Tuesday, September 01, 2020

Blended baloney

After all of that fuss what did ‘Blended Learning’ do for the world? It had the promise to shake the training world out of its ‘classroom-obsessed’ straightjacket into a fully developed, new paradigm for training. This needed research, evidence-based models and an analytic approach to developing and designing blended learning.

So what happened?

Muddled by metaphor
First, it got muddled by metaphor. Blended learning failed when it got bogged down by banal metaphors. I've heard them all - blended cocktails, meals, even alloys. Within the ‘food metaphor’ mob we got courses, recipes, buffet learning, tapas learning, fast food versus gourmet. My own favourite is ‘kebab learning’ - a series of small bites, repeated in a spaced practice pattern for reinforcement into long-term learning memory, held together with a solid spine of consistent learning content and objectives. Only kidding of course, but that's the problem with metaphoric blended learning. Who's to say that your metaphor is any better than mine?

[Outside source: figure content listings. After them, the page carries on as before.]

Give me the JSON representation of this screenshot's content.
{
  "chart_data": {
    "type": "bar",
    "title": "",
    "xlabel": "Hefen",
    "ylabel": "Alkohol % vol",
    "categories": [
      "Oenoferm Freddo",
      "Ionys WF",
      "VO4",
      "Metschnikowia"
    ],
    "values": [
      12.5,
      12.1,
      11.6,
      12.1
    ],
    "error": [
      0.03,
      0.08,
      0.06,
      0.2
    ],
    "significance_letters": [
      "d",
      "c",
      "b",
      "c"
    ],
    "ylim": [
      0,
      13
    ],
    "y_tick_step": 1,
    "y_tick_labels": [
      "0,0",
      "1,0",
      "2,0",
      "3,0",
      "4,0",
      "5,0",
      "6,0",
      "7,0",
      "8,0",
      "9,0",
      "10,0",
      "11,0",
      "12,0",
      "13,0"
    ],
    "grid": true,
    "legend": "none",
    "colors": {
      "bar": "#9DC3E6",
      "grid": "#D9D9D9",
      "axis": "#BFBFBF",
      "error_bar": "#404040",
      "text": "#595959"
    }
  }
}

I even had some fool at the Learning Technologies exhibition come up to me with a 'fruit blender' trying to explain the concept in terms of a fruit smoothie!

What happened to analysis?
Blended learning needs careful thought and analysis, the consideration of the very many methods of learning delivery, sensitivity to context and culture and a matching to resources and budget. It also needs to include scalability, updatability and several other variables. All this talk of meals and metaphors has been going on for several years. What it led were primitive, indigestible (sic) 'classroom and e-learning' mixes. It never got beyond vague 'velcro' models, where bits and bobs were stuck together (now that's a metaphor).

Blended learning became blended TEACHING
Second, blended learning books turned out the very opposite of Blended Learning theory, namely Blended TEACHING. Attempts at defining, describing and prescribing blended learning were crude, involving the usual suspects (classroom plus e-learning). It merely regurgitated existing 'teaching' methods, usually around some even vaguer concep like 'learning styles'. Note how vagaue concepts reinforce each other in training. When it did get theoretical it went wildly overboard, with the ridiculous ramblings of the Lego Brick brigade (Hodgins, Masie etc), espousing the virtues of reusable learning objects.

Let me put forward my own food metaphor – blended baloney. What do you get when you blend things in a mixer without due care and attention to needs, taste and palette? What we got was baloney (dull, tasteless sausage meat).


Anonymous said...

It's not often I get a grumpy old man, "told you so" moment, but this post reminded me of something in an interview I did for Epic in 2005:

Q Any views on the phrase and concept 'BLENDED LEARNING'?

The term provided a bolt hole for traditionalists wanting to defend face-to-face teaching against the encroachment of online learning.

Unknown said...

My problem with the "smoothie" metaphor is that a smoothie is, by definition, smooth. No chunks, no chewy bits, no variation, no effort from the consumer, jut total, bland, homogeneity.

Anonymous said...


So what are you saying - why do people use these terms - there must be a point to the coining of a phrase like 'blended learning' - surely there is a point - it is that point that is important - what is that point - can it be expressed more accurately?

jay said...

To my way of thinking, blending is only new to people who were foolish enough to think that delegating the entire training role to the computer was going to work. I could not imagine unblended learning. My first-grade teacher used a blend of story-telling, song, recitation, reading aloud, flash cards, puppetry, and corporal punishment.

Is it not nutty for a learning strategist to ask “Why blend?” The more appropriate question is, “Why not blend?” Imagine an episode of This Old House asking, “Why should we use power tools? Hand tools can get the job done.” For both carpenters and learning professionals, the default behaviour is using the right tools for the job.

Here's my introduction to the Handbook for Blended Learning.

Donald Clark said...

My point is that coining a phrase isn't enough - it must be backed up with some theory and best practice. Seb and others, like Schank, have given one explanation as to why the phrase was coined. I happen to think they're right. It was the need to defend the line - and in many cases do nothing at all, rather than face the prospect of changing methods of delivery.

riiya819 said...

no effort from the consumer, jut total, bland, homogeneity.